The dryad tilted her head. “Home,” she repeated. “Rather, it is me.”

She appeared wary, had a frown on her eyebrows, and her eyes flickered between her ‘guests’, less with hostility than what seemed like apprehension and confusion.

“I’m Dema,” Dema said cheerfully. “And this little rabbit there,” — she pointed at Theora — “Is Bun Bun. I felt your aura and it made me sad so I thought I’d check it out!”

It made her sad?

“I don’t mind you ‘checking me out,’” the dryad said. “My name is Treeka.”

Somehow, Dema, a demon who had named her isopod daughter ‘Iso’, had the audacity to laugh.

Treeka shrugged. “The mage who planted and named me was an uninspired person.”

Theora still felt like an intruder and kind of just wanted to go away, but neither Treeka’s nor Dema’s behaviour was leaving her with a convenient out. In fact, some flowers in the distance were changing colours — a thick red ring was forming on the edge of the meadow, enclosing them like a wall. And the surrounding trees looked denser now.

“You seem uncomfortable,” Treeka pointed out, staring at Theora. “You look like you’ve been crying.”

Theora winced just enough for it to be noticeable.

“Oh,” Dema said. “Don’t remind her. She only just stopped.”

That wasn’t entirely accurate; Theora had stopped crying a while ago, but now she remembered the reason and was about to start again.
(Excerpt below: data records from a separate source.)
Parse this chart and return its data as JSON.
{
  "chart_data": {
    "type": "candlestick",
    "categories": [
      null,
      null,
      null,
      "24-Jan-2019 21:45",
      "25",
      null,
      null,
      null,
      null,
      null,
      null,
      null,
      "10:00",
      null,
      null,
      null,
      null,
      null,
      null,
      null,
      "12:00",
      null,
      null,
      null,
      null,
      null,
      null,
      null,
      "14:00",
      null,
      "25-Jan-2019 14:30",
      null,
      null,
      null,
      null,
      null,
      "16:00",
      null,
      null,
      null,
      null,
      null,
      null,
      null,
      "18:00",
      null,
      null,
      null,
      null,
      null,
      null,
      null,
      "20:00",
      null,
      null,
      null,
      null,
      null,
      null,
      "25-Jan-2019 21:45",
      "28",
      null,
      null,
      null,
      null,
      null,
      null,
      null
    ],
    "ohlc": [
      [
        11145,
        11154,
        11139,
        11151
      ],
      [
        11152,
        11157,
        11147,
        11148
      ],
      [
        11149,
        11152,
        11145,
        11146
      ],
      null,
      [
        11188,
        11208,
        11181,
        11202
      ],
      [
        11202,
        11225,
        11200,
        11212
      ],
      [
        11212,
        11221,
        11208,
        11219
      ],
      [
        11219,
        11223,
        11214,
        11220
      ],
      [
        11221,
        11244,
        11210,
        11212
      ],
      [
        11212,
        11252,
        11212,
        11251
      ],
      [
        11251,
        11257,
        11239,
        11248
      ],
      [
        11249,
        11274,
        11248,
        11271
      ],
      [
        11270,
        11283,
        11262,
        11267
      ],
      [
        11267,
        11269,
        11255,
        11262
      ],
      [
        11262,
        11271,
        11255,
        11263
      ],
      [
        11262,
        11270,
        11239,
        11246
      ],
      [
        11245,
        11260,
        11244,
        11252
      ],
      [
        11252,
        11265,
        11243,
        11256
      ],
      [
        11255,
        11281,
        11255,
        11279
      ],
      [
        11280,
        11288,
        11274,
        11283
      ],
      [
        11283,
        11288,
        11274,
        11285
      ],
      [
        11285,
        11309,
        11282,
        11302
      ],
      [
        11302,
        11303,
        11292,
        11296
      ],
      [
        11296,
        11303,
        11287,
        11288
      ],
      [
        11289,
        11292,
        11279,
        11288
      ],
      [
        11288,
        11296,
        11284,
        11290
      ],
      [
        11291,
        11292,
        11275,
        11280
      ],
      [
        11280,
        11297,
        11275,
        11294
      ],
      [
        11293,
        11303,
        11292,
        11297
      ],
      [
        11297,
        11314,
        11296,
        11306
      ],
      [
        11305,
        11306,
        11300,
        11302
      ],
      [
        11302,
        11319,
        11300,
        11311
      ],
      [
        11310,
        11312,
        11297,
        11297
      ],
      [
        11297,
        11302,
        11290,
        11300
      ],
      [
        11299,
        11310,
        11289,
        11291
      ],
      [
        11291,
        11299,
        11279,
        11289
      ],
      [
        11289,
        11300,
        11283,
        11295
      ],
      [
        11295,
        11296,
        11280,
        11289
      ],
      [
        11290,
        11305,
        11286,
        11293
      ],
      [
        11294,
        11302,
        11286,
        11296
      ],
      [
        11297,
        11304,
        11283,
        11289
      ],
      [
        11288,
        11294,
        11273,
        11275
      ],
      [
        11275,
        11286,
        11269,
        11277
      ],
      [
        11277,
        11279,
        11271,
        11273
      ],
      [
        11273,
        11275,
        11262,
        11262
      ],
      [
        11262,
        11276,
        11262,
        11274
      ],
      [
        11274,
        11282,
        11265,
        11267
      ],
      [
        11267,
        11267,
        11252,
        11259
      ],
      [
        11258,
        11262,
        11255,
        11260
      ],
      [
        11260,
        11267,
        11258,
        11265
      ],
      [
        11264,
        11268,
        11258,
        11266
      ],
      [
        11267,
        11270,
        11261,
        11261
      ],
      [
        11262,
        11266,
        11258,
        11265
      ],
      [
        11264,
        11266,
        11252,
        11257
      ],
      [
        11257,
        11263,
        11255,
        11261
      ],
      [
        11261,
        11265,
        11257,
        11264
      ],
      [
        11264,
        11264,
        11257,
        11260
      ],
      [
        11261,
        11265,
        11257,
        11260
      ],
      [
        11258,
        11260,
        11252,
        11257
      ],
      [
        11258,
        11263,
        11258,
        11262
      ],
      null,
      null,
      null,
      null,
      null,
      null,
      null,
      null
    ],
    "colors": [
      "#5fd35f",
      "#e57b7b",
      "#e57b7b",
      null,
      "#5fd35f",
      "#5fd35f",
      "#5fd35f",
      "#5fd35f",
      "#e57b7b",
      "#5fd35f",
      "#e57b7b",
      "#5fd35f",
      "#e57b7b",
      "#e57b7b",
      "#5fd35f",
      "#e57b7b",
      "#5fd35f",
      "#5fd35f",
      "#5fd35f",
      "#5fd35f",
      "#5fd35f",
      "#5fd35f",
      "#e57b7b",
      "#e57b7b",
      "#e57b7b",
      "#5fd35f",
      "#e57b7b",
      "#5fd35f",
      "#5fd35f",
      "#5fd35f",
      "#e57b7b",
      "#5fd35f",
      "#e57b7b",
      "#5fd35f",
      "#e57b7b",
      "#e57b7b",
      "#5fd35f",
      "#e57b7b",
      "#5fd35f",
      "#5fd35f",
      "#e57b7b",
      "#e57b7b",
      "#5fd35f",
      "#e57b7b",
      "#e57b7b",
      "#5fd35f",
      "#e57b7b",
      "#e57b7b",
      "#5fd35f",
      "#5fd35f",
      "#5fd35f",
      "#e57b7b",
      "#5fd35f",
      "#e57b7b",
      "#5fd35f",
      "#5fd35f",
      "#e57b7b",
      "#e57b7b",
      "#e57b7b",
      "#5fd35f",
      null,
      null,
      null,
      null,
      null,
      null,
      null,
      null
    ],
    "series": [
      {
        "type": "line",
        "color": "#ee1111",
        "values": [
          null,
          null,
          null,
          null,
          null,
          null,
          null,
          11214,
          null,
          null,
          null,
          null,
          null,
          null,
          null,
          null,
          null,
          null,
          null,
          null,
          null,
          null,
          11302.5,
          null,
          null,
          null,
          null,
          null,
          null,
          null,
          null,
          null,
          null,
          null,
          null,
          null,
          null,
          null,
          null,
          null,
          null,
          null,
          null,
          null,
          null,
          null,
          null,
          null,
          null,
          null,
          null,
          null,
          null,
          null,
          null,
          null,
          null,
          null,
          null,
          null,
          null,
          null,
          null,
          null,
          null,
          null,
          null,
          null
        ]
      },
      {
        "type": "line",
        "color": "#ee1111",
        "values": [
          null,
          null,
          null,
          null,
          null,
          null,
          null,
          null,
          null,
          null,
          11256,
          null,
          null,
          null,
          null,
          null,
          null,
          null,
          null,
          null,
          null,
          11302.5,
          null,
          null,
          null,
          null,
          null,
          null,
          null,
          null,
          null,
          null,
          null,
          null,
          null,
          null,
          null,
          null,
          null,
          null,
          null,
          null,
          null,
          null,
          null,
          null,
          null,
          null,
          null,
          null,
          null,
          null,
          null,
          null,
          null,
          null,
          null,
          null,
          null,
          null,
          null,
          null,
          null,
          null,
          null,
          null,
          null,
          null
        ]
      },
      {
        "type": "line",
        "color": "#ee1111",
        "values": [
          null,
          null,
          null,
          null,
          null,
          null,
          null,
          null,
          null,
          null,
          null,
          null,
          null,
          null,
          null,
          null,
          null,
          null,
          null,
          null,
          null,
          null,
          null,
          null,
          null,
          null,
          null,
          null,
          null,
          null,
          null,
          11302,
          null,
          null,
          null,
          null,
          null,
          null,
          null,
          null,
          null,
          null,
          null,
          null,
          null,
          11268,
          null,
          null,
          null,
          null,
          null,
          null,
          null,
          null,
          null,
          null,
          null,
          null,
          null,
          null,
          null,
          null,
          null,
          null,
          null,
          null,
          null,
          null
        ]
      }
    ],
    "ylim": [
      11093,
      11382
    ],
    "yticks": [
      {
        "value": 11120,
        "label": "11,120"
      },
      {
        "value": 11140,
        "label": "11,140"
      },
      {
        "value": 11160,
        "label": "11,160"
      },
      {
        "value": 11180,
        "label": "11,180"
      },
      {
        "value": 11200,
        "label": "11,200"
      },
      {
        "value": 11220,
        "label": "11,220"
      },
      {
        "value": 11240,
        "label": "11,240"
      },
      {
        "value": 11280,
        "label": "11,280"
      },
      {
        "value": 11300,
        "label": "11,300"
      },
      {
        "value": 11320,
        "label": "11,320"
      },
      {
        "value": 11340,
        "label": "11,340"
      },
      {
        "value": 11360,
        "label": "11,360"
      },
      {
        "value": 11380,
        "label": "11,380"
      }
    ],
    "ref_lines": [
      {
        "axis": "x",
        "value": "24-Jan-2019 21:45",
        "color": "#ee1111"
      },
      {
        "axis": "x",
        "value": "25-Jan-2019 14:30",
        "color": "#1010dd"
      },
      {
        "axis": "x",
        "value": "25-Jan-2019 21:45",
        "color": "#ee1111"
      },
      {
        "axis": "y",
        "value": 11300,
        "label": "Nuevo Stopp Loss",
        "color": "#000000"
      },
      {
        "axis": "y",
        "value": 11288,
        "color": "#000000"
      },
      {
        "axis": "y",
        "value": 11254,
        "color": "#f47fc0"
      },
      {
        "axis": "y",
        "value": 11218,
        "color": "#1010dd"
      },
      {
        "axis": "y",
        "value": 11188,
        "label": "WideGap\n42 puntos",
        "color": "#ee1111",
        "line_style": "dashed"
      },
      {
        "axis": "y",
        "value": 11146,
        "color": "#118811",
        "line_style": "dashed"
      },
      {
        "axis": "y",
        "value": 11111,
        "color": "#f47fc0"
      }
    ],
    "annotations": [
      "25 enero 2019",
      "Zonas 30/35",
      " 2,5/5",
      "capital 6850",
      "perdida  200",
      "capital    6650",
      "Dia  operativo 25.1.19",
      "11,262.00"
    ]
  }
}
“What happened?” the dryad asked, seemingly uninterested in sparing Theora’s feelings.

Dema shrugged. “She made a big oopsie and blew up part of the Grand Observatory of Fiction. So they banned her from going back in.”

Treeka tilted her head. “That really means absolutely nothing to me.”

“Well, Bun Bun was crying because that means she can’t meet Lossi and Gonell and Fia and Skuld ever again.”

Treeka first shook her head gently, then nodded as if giving up.

Theora wiped her eyes. Her chest suddenly felt tight. “It’s alright,” she lied. “Dema said she can deliver letters from me.”

At these words, Treeka’s canopy suddenly fell much closer to the ground, now hovering almost directly above their heads.

“Yeah!” Dema confirmed, not paying it any mind. “Gonna bring all the letters, big time. And — maybe they’re gonna reconsider. I donated most of my mana to make up for it. I’m sure they’re not gonna be mad forever.”

“I see,” Treeka said. Her exposed heart was beating a lot faster now, but she didn’t show any agitation on the outside. “So you lost access to all of your friends, and then came here to use me as a replacement.”

Dema blinked, eyes wide in surprise. Then, she cracked a smile. “Why, you wanna be our friend?”

“I’m not sure that’s what she meant,” Theora said. “I think we might be annoying her. Perhaps we should leave.”

Treeka let out a thoughtful hum. Her eyes glinted, but her expression remained strained and apprehensive. “I never said anything about wanting you to leave — in fact, let me make it clear.”

She snapped her fingers, and suddenly, the world shifted.